Drum Medicine opens with several tracks reminiscent of their last two albums, sort of a sonic touchstone to recreate the sense of sacred space so beautifully evoked in their earlier work. In the words of Steve, "our last two albums really evoked a shamanic mood and on the new record, we still do that, particularly on the first two cuts - that's our doorway into this whole world of music that we've created." "Ancient Way," for example, layers synthesizer, flute, and drums into a balanced mix - neither the drum nor the flute dominate the track, but rather dance together to evoke the mood of an ancient yet somehow immediate spiritual presence.

But the true excitement on Drum Medicine is the innovative music. "Spiritwalk" exemplifies the new ground David and Steve explore on this album. All the trademark elements are present - Native-Influenced flute, nature sounds, drum, rattle - but almost from the very beginning, the song pulses with an energy more akin to a dancefloor than a sweatlodge. Rhythm is piled on rhythm, creating a densely-textured, sensuous celebration of the beat. Unlike electronica or club music, this is not frenetic or aggressive, but rather confident, celebratory, pulsating. If there is such a thing as new age dance music, this is it. Intervals of acoustic guitar and ambient keyboards create a breathing space, a calm moment for reflection in the midst of the joyous ritual. It's a stunning, beautiful piece of music, relevant for today without abandoning the meditative core at the heart of the Gordon's music. "Thunder Dreamer" snakes together middle eastern percussion riffs, acoustic and electric guitar, and Lakota chanting to evoke a dreamy, otherworldly state. Except for the chanting and subtle and understated presence of the flute, there's nothing specifically Native-Influenced about this music at all. The Gordons may have launched out of a Native-Influenced sensibility, but as their music has flowered, it has become truly a universal indigenous sound - for all people of the earth, from all cultures.

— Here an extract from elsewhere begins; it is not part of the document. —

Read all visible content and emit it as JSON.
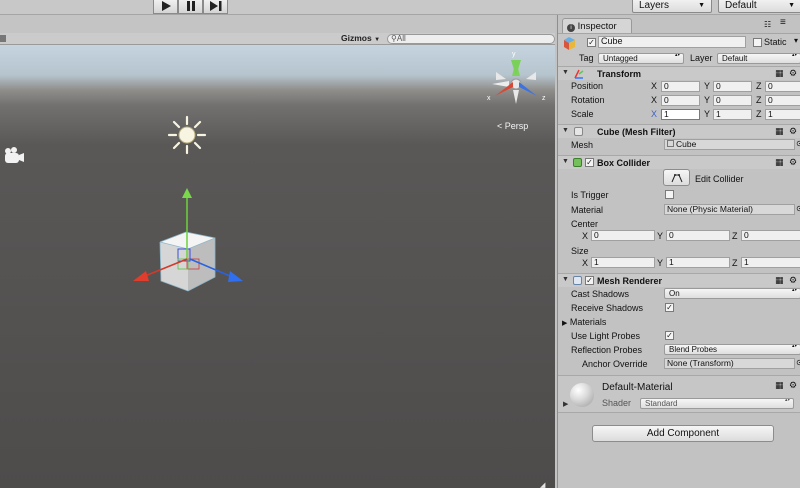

The Gordons are excited about the balance the new album strikes between their previous work and new musical territory they've explored. "It's definitely more energetic, definitely more upbeat, but it still has somehow of a meditative quality," notes David. "It's an exploration and expansion, and an increased energy level. It's not something we thought out in advance. The energy ebbs and flows throughout the album, but there's definitely more movement, and so hopefully people will be dancing and it won't feel so heavy."

Steve agrees. "From the very beginning with this one, our interest is in taking the connection that you might get through that type of shamanic mood to the earth, but instead of staying down in the earth and going where we've gone before, we sort of wanted to bring the energy up, and create music which helps people celebrate the joy of life. Instead of going off in search of healing, this album is more about the fact that healing has, and is, occurring, and that's something to be joyful over, and to celebrate."